An initial public offering, or IPO, is a rite of passage for a private corporation. It marks the distribution of the company’s ownership through the sale of publicly traded stock. Corporate insiders, employees and venture capitalists who owned private stock issued before the IPO may see a large gain in the value of their investments, but cashing in can take a while.
Before an IPO, a corporation can issue shares through “private placements.” These shares are not registered with the U.S. Securities and Exchange Commission. A private placement is a formal procedure in which the issuer must file certain information with the SEC and must adhere to strict rules governing who can buy the shares. The shares are called “restricted,” because owners can’t sell them to the public without filing another request for a private placement. These shares carry a restrictive legend stamped on the back of the stock certificates. Under SEC Rule 144, restricted shares turn into publicly tradable ones after a holding period of six months. After the waiting period, owners receive reissued shares lacking the restrictive legend.
Initial Public Offering
When a corporation decides to go public, it hires an investment bank to handle the sale of the new shares. The bank may decide to underwrite the IPO, which means it buys all the shares and then sells them through a syndicate of other banks and brokers. If the investment bank is less optimistic about the demand for the new shares, it won’t buy them. Rather, it sells them on a “best efforts” basis. The syndicate receives a portion of the sale proceeds and the remainder fills the coffers of the issuing corporation.
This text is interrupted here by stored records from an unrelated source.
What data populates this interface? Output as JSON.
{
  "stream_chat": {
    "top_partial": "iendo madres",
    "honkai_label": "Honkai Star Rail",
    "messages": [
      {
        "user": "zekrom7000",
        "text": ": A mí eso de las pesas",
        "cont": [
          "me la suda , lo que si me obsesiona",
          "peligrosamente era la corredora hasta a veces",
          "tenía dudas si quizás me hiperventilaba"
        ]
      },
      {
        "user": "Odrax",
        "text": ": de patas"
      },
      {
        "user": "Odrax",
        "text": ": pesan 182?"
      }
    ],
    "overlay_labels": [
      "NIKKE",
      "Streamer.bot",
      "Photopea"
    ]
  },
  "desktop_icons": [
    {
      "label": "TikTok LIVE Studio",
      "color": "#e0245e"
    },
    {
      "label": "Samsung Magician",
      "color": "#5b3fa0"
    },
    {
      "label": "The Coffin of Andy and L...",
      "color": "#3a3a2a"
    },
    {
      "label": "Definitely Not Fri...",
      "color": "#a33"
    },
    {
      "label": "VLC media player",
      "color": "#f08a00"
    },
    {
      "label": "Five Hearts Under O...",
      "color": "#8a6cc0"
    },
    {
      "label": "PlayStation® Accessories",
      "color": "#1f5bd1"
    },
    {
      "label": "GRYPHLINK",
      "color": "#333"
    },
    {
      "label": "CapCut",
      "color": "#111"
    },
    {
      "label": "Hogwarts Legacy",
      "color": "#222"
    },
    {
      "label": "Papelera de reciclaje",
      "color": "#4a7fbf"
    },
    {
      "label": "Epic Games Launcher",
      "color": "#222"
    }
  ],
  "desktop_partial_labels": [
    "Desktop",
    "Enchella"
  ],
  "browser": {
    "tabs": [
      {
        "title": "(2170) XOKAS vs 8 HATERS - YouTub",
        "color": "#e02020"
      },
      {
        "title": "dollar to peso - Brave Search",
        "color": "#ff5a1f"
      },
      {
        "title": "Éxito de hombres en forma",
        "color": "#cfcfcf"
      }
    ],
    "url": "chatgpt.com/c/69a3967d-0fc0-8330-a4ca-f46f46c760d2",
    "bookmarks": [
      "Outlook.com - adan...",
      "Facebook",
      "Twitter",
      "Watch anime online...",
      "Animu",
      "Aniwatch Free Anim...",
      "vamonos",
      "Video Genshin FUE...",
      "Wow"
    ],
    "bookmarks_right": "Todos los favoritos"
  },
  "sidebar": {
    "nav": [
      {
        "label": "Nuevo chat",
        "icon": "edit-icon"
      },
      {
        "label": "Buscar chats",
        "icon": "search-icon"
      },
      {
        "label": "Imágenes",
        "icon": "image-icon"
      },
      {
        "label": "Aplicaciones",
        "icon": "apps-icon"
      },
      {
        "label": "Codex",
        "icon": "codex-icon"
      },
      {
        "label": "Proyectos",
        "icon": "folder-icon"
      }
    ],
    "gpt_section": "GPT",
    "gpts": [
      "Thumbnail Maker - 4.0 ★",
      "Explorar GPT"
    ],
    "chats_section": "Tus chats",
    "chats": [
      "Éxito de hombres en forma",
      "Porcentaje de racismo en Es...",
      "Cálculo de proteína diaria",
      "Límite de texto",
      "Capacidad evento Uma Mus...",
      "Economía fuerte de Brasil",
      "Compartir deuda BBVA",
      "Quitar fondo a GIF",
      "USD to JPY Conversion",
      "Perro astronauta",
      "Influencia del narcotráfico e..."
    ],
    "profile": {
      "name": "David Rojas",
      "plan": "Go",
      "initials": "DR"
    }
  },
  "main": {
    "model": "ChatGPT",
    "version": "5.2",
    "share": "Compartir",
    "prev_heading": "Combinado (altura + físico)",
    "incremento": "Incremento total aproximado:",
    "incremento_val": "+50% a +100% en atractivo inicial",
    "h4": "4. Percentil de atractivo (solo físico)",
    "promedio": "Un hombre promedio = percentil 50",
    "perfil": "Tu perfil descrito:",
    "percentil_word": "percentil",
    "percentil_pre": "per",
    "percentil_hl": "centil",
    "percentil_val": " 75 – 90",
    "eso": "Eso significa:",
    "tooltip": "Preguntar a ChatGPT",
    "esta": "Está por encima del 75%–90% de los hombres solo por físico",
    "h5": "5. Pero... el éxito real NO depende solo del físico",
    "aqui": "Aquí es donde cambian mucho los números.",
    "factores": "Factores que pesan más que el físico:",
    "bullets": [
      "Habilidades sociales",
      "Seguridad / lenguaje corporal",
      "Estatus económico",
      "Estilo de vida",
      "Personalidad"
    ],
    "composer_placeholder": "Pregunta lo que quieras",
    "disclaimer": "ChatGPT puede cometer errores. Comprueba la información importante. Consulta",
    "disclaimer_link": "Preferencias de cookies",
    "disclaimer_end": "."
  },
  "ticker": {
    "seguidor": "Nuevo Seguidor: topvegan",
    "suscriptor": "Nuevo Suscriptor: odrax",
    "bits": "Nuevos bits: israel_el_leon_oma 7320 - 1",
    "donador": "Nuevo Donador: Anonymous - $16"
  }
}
An underwriter usually insists on a lockup agreement when it manages an IPO. The agreement prevents corporate insiders from selling their private stock for a set period following the IPO. The lockup period can vary but normally is 180 days. During this time, owners of private stock must hold onto their shares. Some states require lockup agreements, and the SEC mandates that the issuer publicly disclose the terms of the lockup agreement. After the lockup period ends, corporate insiders can sell their shares to the public.
If you're a buyer of newly issued stock, you face the risk of a price drop when the lockup period ends. If the value of private shares increases after the IPO, insiders may be eager to cash in as soon as allowed. This can cause a sudden increase in the supply of shares at the end of the lockup period, driving down prices. You can find out whether a company has agreed to a lockup by contacting its shareholder relations department or by checking the stock prospectus. You can find the prospectus on the SEC’s online database -- the Electronic Data-Gathering, Analysis and Retrieval system, better known as EDGAR.